Three buyer scenarios cover most jobs.

Residential window or door in Ontario. Fit foam filled. The thermal gain, the acoustic gain, and the standard-quoting on residential lines all point one way. We install 37 mm foam filled as standard on bedrooms, living rooms, basements, and any room that faces a road.

Storefront, loading dock, or busy-street garage. Fit hollow with end retention. The impact tolerance, the easier slat replacement, and the lower curtain weight per square metre matter more than the thermal hit. Pair the hollow slats with a tight bottom seal and a good motor, and the comfort gap shrinks.

Mixed building, like a retail unit with apartments above. Mix the slats. Foam filled on the residential openings upstairs. Hollow on the storefront downstairs. We have done this on three jobs in Toronto this year and the result holds up on both fronts.

If your situation does not match those three, the fastest fix is a phone call with your installer. The slat is one piece of the system. Box size, motor torque, side guides, and bottom seal all share the load.

FAQ

Are foam filled roll shutter slats worth it for Ontario homes?
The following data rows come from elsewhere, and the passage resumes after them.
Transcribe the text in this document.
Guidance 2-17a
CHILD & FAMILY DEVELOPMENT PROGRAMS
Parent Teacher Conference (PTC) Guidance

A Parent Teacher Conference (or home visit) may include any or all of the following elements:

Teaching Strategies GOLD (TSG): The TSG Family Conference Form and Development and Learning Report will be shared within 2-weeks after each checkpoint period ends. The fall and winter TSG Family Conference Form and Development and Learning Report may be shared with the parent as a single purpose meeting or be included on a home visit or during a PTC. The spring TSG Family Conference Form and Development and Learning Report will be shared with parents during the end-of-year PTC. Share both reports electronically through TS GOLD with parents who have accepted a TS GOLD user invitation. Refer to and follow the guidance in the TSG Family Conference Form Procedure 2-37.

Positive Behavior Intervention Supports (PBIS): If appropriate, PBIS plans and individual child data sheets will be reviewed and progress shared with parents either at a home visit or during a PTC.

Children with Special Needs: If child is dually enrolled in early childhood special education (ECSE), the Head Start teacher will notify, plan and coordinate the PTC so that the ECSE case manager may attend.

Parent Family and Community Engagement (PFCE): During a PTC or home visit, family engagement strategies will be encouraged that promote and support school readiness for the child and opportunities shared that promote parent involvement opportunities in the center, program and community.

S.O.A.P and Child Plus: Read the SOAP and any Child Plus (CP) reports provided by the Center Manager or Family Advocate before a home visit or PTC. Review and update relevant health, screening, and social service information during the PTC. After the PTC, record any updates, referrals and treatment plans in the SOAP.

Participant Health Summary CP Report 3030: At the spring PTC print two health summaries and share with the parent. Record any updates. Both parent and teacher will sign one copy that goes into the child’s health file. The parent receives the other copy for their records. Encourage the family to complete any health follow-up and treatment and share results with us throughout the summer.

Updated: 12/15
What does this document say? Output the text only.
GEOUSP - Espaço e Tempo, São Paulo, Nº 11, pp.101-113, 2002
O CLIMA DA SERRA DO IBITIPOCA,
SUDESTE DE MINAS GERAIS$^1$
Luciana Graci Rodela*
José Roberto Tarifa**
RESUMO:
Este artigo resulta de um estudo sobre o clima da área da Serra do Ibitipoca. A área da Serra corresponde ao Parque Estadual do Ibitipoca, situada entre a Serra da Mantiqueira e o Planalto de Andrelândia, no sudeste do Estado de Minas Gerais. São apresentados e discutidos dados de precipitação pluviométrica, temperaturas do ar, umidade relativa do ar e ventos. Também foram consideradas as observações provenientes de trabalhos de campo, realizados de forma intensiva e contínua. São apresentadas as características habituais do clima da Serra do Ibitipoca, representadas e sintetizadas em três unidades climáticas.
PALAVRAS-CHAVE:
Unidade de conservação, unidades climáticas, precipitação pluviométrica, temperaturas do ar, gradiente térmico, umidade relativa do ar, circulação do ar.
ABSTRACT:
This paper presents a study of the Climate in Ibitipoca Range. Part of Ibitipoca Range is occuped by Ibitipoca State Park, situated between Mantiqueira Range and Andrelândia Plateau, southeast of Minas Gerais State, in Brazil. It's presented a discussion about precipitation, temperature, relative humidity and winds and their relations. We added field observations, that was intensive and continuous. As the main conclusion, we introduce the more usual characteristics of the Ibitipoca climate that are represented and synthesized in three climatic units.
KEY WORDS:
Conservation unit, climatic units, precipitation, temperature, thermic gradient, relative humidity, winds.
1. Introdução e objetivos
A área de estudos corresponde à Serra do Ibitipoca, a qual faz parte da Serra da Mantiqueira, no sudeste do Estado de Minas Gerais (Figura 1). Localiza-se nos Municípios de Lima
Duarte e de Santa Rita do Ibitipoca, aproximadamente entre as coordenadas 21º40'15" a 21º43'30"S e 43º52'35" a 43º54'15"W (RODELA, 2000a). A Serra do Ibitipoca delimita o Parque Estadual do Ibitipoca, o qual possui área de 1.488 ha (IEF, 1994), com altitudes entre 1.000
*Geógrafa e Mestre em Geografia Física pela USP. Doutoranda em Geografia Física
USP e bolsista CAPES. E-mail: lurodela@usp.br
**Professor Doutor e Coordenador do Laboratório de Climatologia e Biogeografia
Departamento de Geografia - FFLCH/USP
Yes, in almost every case. Ontario winters and shoulder seasons reward the U-factor gain. Rollok's 44% improvement claim on its 37 mm foam slat is the manufacturer's number, but the direction is right. Homeowners notice the heat gain inside a week. The acoustic upside is a free bonus on roads with traffic.

Do hollow slats lose to foam filled on security?
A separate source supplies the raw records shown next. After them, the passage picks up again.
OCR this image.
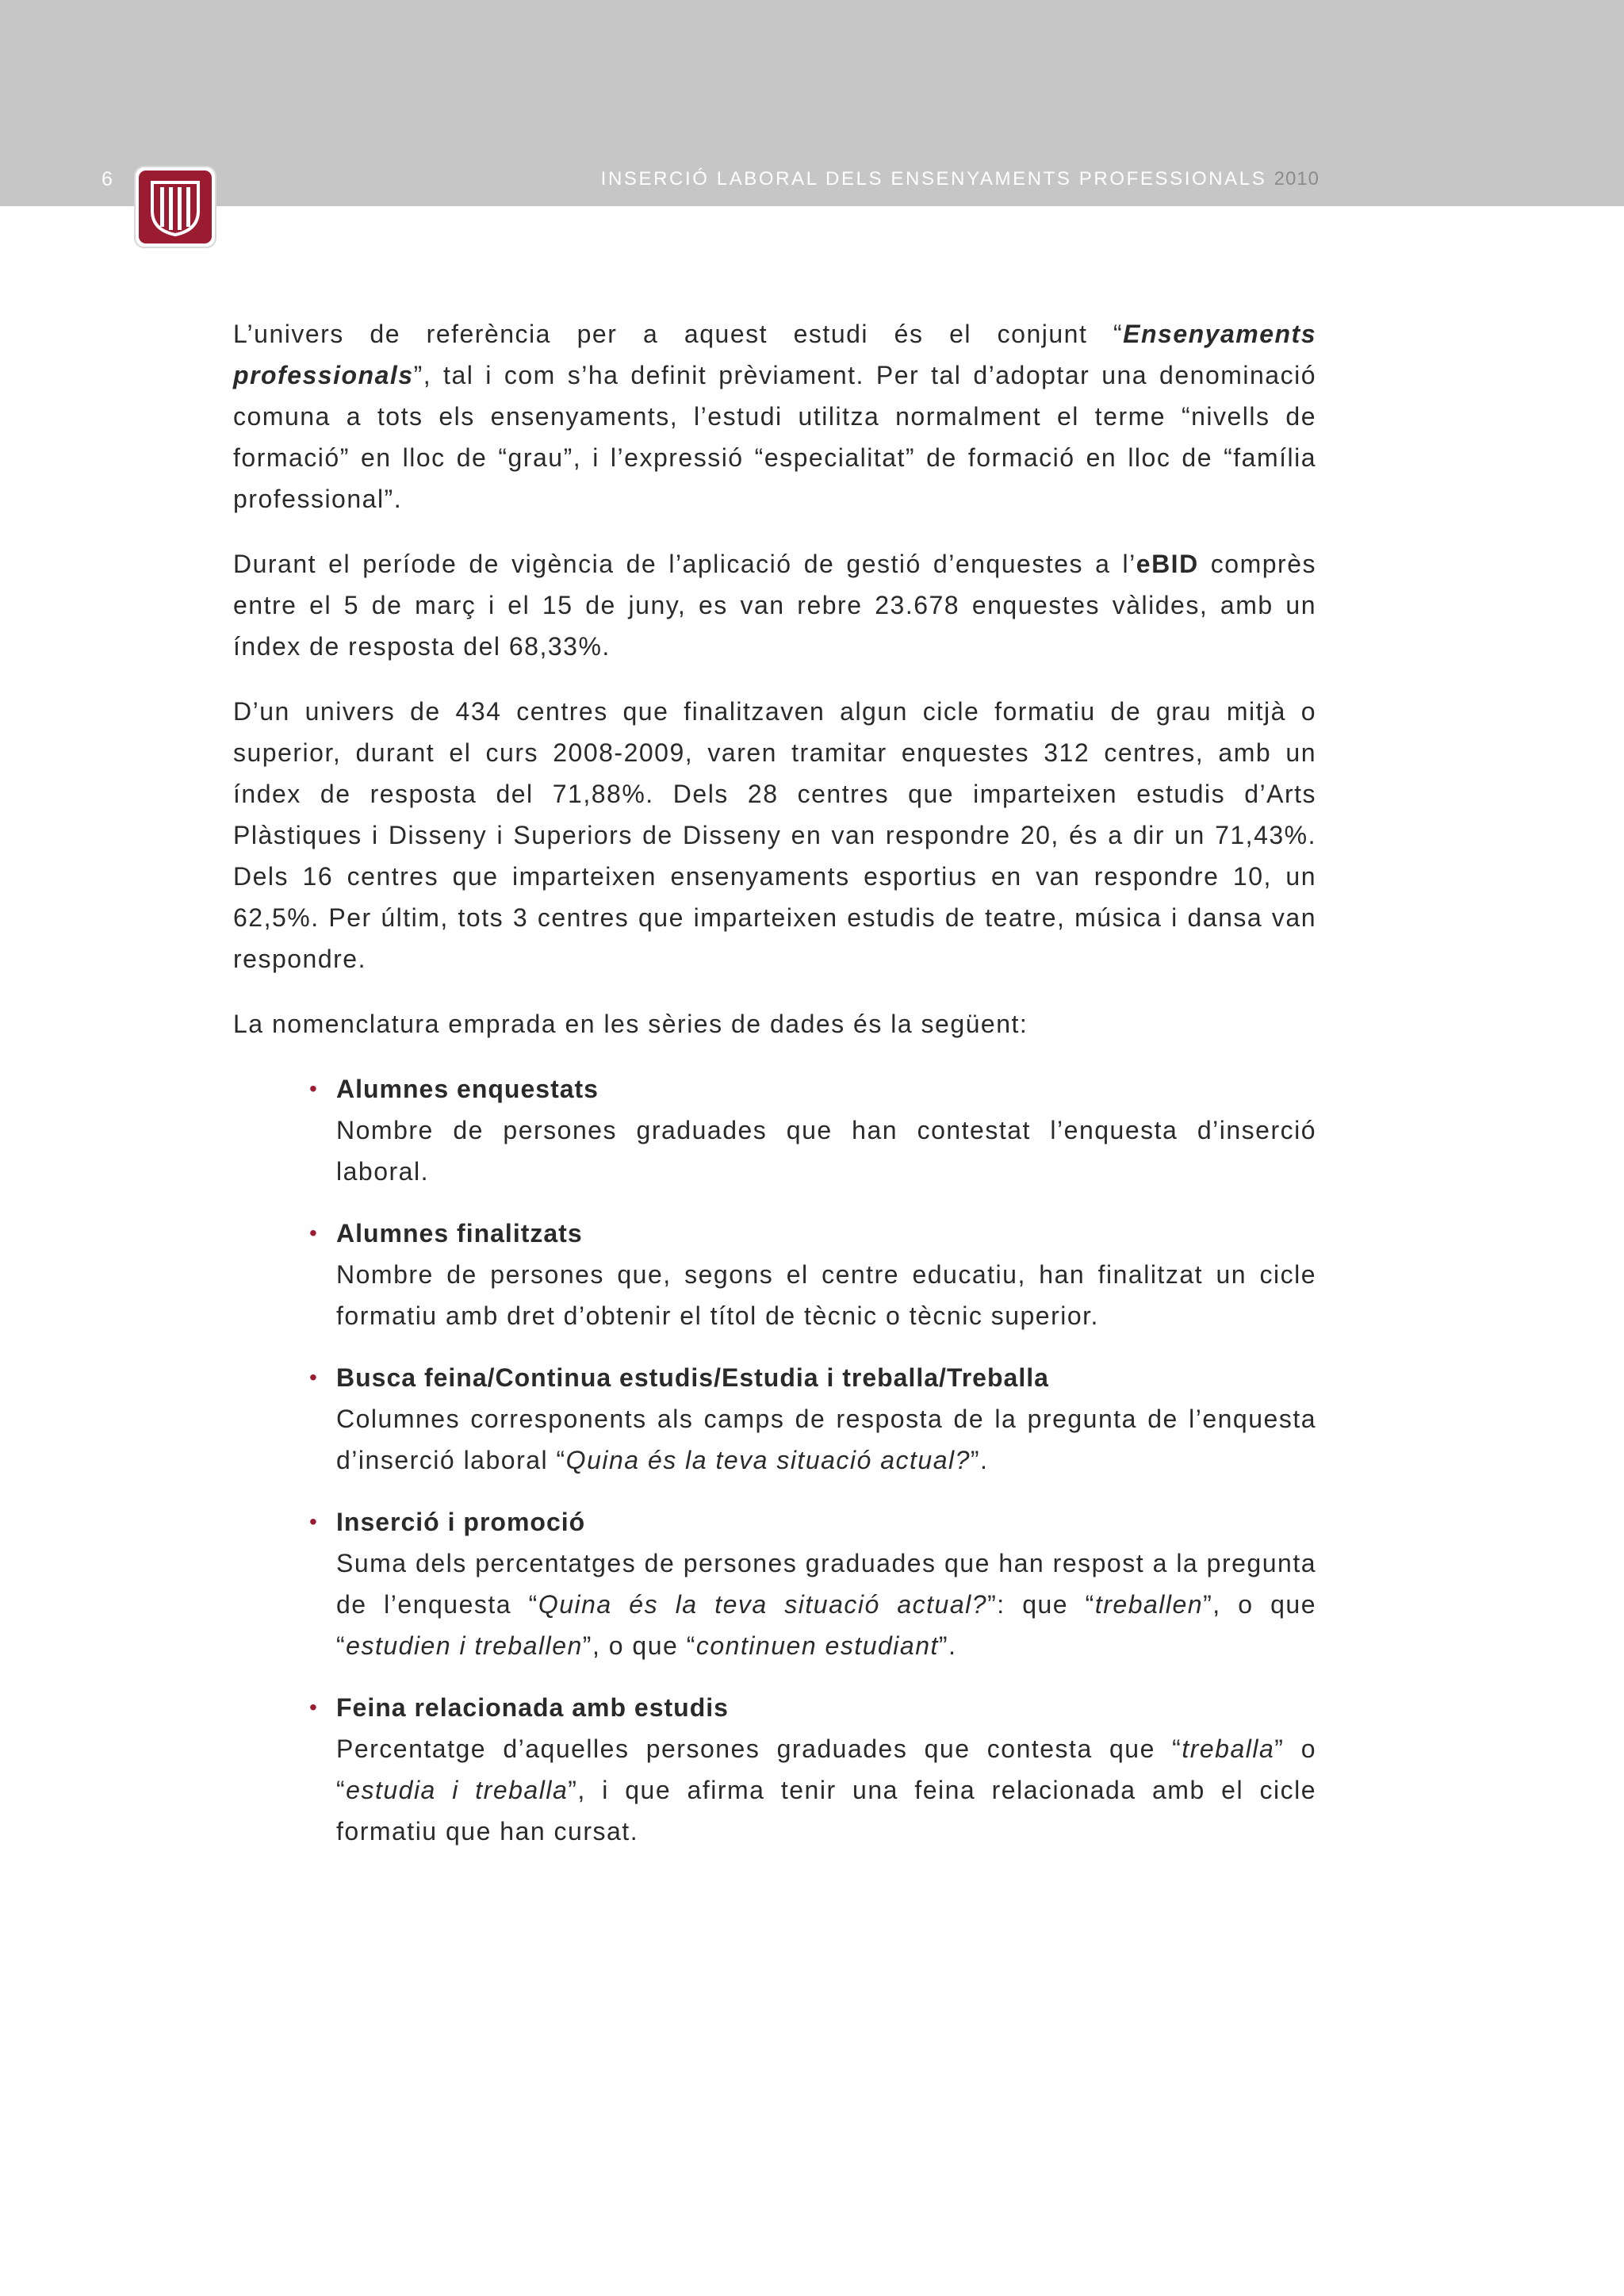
6	INSERCIÓ LABORAL DELS ENSENYAMENTS PROFESSIONALS 2010

L’univers de referència per a aquest estudi és el conjunt “Ensenyaments professionals”, tal i com s’ha definit prèviament. Per tal d’adoptar una denominació comuna a tots els ensenyaments, l’estudi utilitza normalment el terme “nivells de formació” en lloc de “grau”, i l’expressió “especialitat” de formació en lloc de “família professional”.

Durant el període de vigència de l’aplicació de gestió d’enquestes a l’eBID comprès entre el 5 de març i el 15 de juny, es van rebre 23.678 enquestes vàlides, amb un índex de resposta del 68,33%.

D’un univers de 434 centres que finalitzaven algun cicle formatiu de grau mitjà o superior, durant el curs 2008-2009, varen tramitar enquestes 312 centres, amb un índex de resposta del 71,88%. Dels 28 centres que imparteixen estudis d’Arts Plàstiques i Disseny i Superiors de Disseny en van respondre 20, és a dir un 71,43%. Dels 16 centres que imparteixen ensenyaments esportius en van respondre 10, un 62,5%. Per últim, tots 3 centres que imparteixen estudis de teatre, música i dansa van respondre.

La nomenclatura emprada en les sèries de dades és la següent:

• Alumnes enquestats
Nombre de persones graduades que han contestat l’enquesta d’inserció laboral.
• Alumnes finalitzats
Nombre de persones que, segons el centre educatiu, han finalitzat un cicle formatiu amb dret d’obtenir el títol de tècnic o tècnic superior.
• Busca feina/Continua estudis/Estudia i treballa/Treballa
Columnes corresponents als camps de resposta de la pregunta de l’enquesta d’inserció laboral “Quina és la teva situació actual?”.
• Inserció i promoció
Suma dels percentatges de persones graduades que han respost a la pregunta de l’enquesta “Quina és la teva situació actual?”: que “treballen”, o que “estudien i treballen”, o que “continuen estudiant”.
• Feina relacionada amb estudis
Percentatge d’aquelles persones graduades que contesta que “treballa” o “estudia i treballa”, i que afirma tenir una feina relacionada amb el cicle formatiu que han cursat.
Not on residential threat models. Both stop a thrown rock or a casual pry attempt. Hollow wins on commercial impact, where a forklift bump or storefront kick has to be absorbed and the damaged slat swapped fast. doorpro publishes a 1,000 N forced-entry rating on its hollow security line, which is the spec underwriters ask for.

How loud are hollow slats compared to foam filled slats?

Hollow slats rattle in wind. Foam filled slats go quiet. Rollok publishes a +10 dB noise reduction on its 37 mm foam slat versus single-wall aluminum. In our service calls, foam filled jobs almost never come back for wind noise. Hollow installs on bedroom windows often do, and the fix is swapping in foam slats.

Can you mix foam filled and hollow slats on one job?

Yes, and we do it often on mixed-use buildings. Foam filled on residential openings, hollow on storefront or loading-dock openings. Each curtain has to use one slat type top to bottom, but adjacent openings can run different slats. Motor sizing and box sizing get spec'd per opening, not per building.

How long do foam filled slats last before the foam degrades?

The foam itself does not fail on a residential timeframe. Closed-cell polyurethane in a sealed aluminum slat stays stable for decades. The wear items on a residential roll shutter are the bottom seal, the motor, and the side guides, not the slat core. Door Supply lists 20 years as a realistic aluminum roll shutter lifespan with normal service.

Verdict on Foam Filled vs Hollow Roll Shutter Slats

The foam filled vs hollow roll shutter slats call is a use-case call, not a tier call. Foam filled is the residential standard for a reason. Double-wall aluminum plus polyurethane foam cuts heat, kills sound, and stiffens the slat against wind. For an Ontario home, that is the slat we fit by default.

Hollow earns its place on commercial doors. Lighter per linear foot, cheaper to buy, faster to swap when a slat takes a hit. Pair it with end retention and a tight bottom seal and you have a curtain that survives a busy storefront.

Buying for comfort, fit foam filled. Buying for impact, fit hollow. With both jobs on one building, run both slat types side by side. That is what we do at myrollshutters.ca every week, and it is the honest answer to the question.